Über die Stränge geschlagen

Insofern ist es schon als Erfolg zu werten, dass sich bezüglich der oben zitierten teuren Flirt-SMS die staatliche Ermittlungsmaschine in Gang gesetzt hat. Allzu schnell war sie nicht: Immerhin gab es erste Fälle von SMS-Spam, in denen man zum Rückruf aufgefordert wurde, um mit einem "persönlichen Verehrer" Kontakt aufzunehmen, und daraus resultierende Strafanzeigen bereits vor sechs Jahren. Das aktuelle Verfahren ist nach Auskunft der zuständigen Oberstaatsanwaltschaft dennoch das erste aus diesem Bereich mit Festnahmen.

In das Blickfeld der Ermittler dürften die Täter deswegen geraten sein, weil sie sich den Angaben zufolge nicht einmal darum bemühten, echt Kontaktsuchende aneinander zu vermitteln, sondern alle eingehenden SMS ausschließlich über eigene Angestellte beantworten ließen. Wenn sich dieses im weiteren Verfahren bestätigt, sollte kaum ein Weg an einer Verurteilung wegen Betruges vorbeiführen.
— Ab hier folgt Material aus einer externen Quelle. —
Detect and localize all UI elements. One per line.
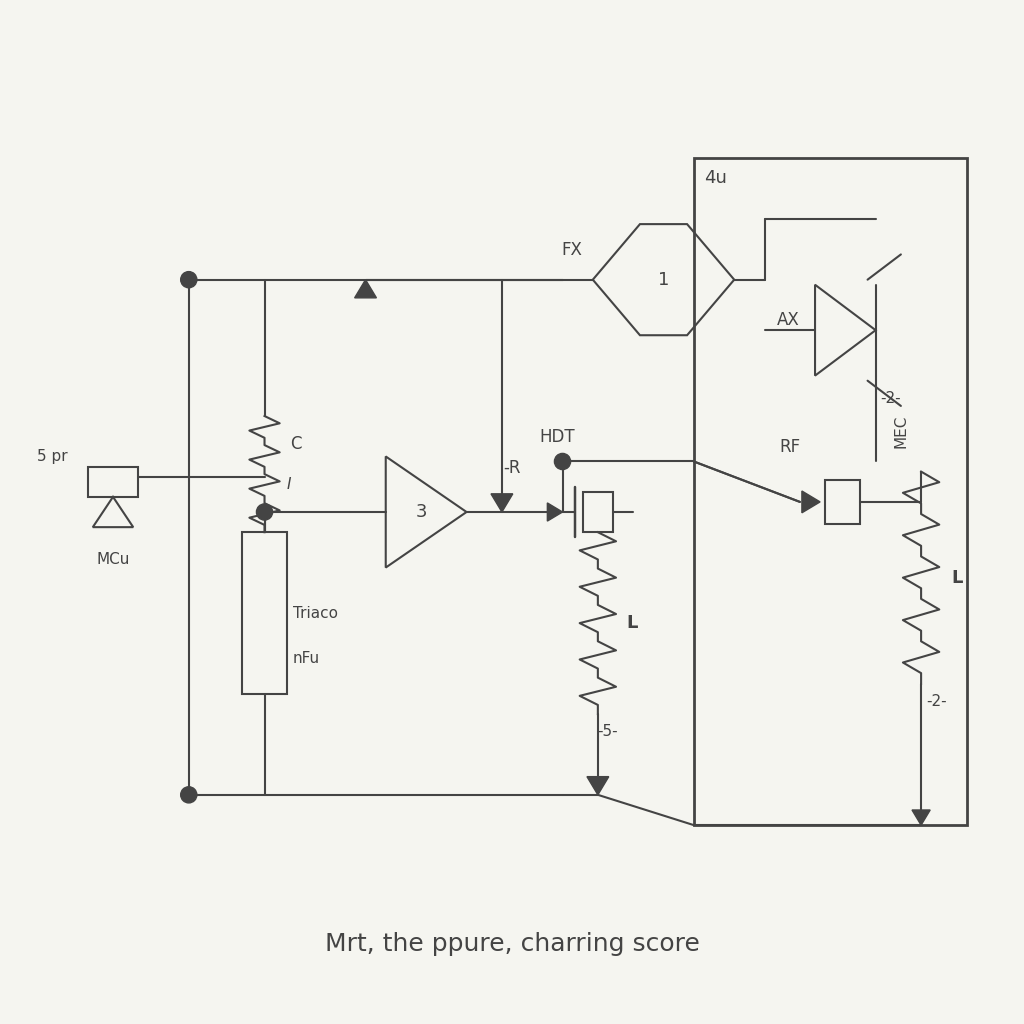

An den Pranger gehören aber nicht nur die Betreiber der arg virtuellen Kontaktbörse, sondern auch die Netzbetreiber, die an den Premium-SMS mitverdienen. Beschwerden über dubiose Diensteanbieter bekommen die Netzbetreiber genug. Doch statt besonders auffällige Nummern einfach abzuschalten, beschränken sie sich zumeist darauf, den am hartnäckigsten reklamierenden Kunden "aus Kulanz" eine Gutschrift über die Schadenshöhe "ohne Anerkennung einer Rechtspflicht" zukommen zu lassen. Der Diensteanbieter kann unterdessen weiter abkassieren, und der Netzbetreiber verdient mit.